M: Maxwell Knight, MI5's Greatest Spymaster
A couple of weeks ago I had the interesting experience of sharing an online stage with the renowned expert on espionage Nigel West (who also published a couple of crime novels drawing on his experience as an MP under his real name, Rupert Allason). Listening to Nigel prompted me to delve into a book published five years ago by Henry Hemming, a biography of the legendary spymaster Maxwell Knight.
I knew a bit about Knight from my researches into the life and work of John Bingham, who was one of his agents - as was John le Carre. Another of his agents was Bill Younger, whose The Hammersmith Maggot I discussed on Friday. Yet another was Jimmy Dickson, who wrote as Grierson Dickson (confusion in the past caused some people to think that John Dickson Carr was one of the spies, but the person in question was Jimmy Dickson, an author of much less renown). One of the many interesting points that Hemming makes is that Knight seems to have liked to recruit authors as spies. He also had a prejudice in favour of female spies, since he prized their observational skills.
M: Maxwell Knight, MI5's Greatest Spymaster is a book I enjoyed reading. He was an extraordinary character, with an obsession about pets that made him famous in later life.
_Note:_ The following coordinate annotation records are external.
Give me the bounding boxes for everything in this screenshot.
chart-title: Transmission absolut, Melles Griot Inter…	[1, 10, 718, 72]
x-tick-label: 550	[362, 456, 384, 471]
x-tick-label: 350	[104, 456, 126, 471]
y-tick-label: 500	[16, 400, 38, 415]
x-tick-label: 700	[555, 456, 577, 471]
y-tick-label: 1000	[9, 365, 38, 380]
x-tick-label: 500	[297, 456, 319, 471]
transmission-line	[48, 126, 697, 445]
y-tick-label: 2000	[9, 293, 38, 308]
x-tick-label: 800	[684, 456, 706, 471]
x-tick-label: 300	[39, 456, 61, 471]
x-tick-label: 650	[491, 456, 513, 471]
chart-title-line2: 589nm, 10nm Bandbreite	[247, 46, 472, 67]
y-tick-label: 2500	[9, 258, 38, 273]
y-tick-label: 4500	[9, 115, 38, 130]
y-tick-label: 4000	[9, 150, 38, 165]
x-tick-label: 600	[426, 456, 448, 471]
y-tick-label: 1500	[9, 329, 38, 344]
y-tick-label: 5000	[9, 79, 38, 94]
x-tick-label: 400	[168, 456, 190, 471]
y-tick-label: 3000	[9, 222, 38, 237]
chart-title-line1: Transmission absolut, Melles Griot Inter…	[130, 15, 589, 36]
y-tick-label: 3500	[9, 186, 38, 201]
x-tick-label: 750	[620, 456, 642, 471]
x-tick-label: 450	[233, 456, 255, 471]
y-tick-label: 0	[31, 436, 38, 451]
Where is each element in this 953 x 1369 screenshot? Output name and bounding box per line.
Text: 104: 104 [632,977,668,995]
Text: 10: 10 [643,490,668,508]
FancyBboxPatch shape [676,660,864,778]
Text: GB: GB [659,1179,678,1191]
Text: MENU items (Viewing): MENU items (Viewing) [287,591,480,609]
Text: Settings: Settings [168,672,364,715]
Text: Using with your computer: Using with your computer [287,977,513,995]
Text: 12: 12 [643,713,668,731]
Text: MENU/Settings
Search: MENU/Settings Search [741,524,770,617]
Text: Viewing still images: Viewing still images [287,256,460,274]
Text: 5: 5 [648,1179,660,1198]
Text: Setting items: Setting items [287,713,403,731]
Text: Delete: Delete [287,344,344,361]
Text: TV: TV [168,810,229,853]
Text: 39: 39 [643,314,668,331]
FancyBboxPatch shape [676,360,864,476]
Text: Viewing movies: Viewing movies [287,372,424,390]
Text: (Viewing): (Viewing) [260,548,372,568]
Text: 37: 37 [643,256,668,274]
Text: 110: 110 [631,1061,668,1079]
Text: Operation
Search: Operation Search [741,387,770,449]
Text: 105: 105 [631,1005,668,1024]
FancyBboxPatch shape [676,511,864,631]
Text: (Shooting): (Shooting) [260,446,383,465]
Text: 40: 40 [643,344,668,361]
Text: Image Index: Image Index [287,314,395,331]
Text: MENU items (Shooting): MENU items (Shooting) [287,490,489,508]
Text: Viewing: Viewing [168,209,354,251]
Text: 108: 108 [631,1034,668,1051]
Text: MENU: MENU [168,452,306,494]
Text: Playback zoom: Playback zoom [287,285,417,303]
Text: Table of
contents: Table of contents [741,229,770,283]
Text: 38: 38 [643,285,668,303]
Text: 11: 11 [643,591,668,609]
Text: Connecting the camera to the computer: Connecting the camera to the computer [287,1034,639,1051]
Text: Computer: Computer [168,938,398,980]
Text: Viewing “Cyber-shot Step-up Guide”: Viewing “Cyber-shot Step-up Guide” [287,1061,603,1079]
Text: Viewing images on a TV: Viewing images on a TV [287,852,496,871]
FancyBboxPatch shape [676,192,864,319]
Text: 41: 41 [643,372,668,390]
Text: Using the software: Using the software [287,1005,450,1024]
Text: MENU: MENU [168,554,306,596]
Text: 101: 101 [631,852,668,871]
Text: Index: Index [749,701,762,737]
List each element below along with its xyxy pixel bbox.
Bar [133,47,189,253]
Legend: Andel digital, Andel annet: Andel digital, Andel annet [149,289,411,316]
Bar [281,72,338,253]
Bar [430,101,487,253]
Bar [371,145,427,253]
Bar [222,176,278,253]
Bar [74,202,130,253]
I have a copy of his book Talking Birds, which was amusingly illustrated by David Cornwell - alias John le Carre. He also wrote two thrillers in the 1930s, Crime Cargo and Gunman's Holiday, the first of which was dedicated to Dennis Wheatley. I've never come across them, but Hemming doesn't think much of the first and doesn't even mention the title of the second.
Knight's private life was unorthodox. He married three times but seems to have had little or no interest in sex - unlike quite a few of his agents. His first wife took her own life. He flirted with fascism as a young man - one of his pals was William Joyce - but was responsible for its defeat in Britain in the early stages of the Second World War. Hemming gives a good, rounded portrait of this mysterious fellow and does so in a very readable manner.